Interestingly, some of the performance hit may not just be the pattern clist
playback during the clist writing, but the rendering time. The 72 dpi page
rendered in 1 seconds, the 150dpi page took 4 seconds, but the 300dpi took 1860
seconds. As mentioned above, the 600 dpi case isn't finished yet. Even if the
600dpi rendering time won't be accurate since there was at least one cluster
regression while it was still running.
Comment 5 Ray Johnston 2011-10-14 19:05:36 UTC
I did a little more testing of the Windows allocation. The largest allocation I
can do is 1,340,465,664 (1,350,465,664 fails). The task manager shows the memory usage is 1,524,068K after that allocation.

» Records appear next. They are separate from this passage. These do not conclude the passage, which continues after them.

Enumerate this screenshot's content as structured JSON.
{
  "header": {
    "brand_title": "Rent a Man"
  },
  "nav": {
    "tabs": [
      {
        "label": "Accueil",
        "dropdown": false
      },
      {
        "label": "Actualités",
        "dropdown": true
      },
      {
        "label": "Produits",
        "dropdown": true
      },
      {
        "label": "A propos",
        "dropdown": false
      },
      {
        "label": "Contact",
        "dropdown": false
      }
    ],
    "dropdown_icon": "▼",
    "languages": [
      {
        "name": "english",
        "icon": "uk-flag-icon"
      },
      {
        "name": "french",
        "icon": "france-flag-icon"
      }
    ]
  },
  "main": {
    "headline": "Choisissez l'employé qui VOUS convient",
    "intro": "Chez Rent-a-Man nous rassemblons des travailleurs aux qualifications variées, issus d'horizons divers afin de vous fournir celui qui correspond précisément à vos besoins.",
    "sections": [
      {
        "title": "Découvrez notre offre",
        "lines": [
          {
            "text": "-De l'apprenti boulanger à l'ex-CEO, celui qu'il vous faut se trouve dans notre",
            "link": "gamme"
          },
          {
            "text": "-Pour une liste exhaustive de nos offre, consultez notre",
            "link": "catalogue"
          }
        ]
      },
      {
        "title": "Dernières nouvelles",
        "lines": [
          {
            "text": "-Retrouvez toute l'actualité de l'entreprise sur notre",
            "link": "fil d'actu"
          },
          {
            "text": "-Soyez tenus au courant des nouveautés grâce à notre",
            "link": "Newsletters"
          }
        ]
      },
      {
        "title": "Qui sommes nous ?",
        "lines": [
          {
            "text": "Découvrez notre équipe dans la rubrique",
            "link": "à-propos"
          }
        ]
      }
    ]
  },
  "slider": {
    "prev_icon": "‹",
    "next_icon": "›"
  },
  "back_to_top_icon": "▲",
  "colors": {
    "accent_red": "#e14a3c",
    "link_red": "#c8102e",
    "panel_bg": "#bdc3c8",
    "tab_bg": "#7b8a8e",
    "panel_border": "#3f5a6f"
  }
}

Guess that there is no way to get there with a 32-bit Windows build.
Comment 6 Ray Johnston 2011-10-15 17:10:47 UTC
Thinking about the severe rendering performance degradation, it occurred to me
that even though the really LARGE pattern that required the probelmatice 1.5Gb
MaxPatternBitmap value, all but this case of patterns could get by with less
than 100M (determined with debugger) and that setting a larger BufferSpace may
also improve performance.

With the command line options:

 -r600 -dMaxBitmap=10000 -dMaxPatternBitmap=100000000 -dBufferSpace=100000000 -sDEVICE=pnmraw -o /dev/null -Z: Bug692158.pdf

This file COMPLETED in  10098 seconds (rendering time is 1412 seconds).

At 300 dpi, the total time is: (and the Outputpage start time is 4060 and the
rendering time is only 64 seconds.

It seems that keeping all but the largest pattern as bitmap rather than clist
really improves the rendering time to where it is reasonable.

Given the relatively unusual (and stressful) nature of this file that does
60K imagemask fills with a VERY large are pattern, I think that further work
on this is not warranted.

Note that with a 64-bit build, using -dMaxPatternBitmap=1500000000 the 600dpi
file completes in 49 seconds (Outputpage start time at 21 seconds), so using
a 64-bit build is also a way to achieve even better performance than the 
parameters above with a 32-bit build.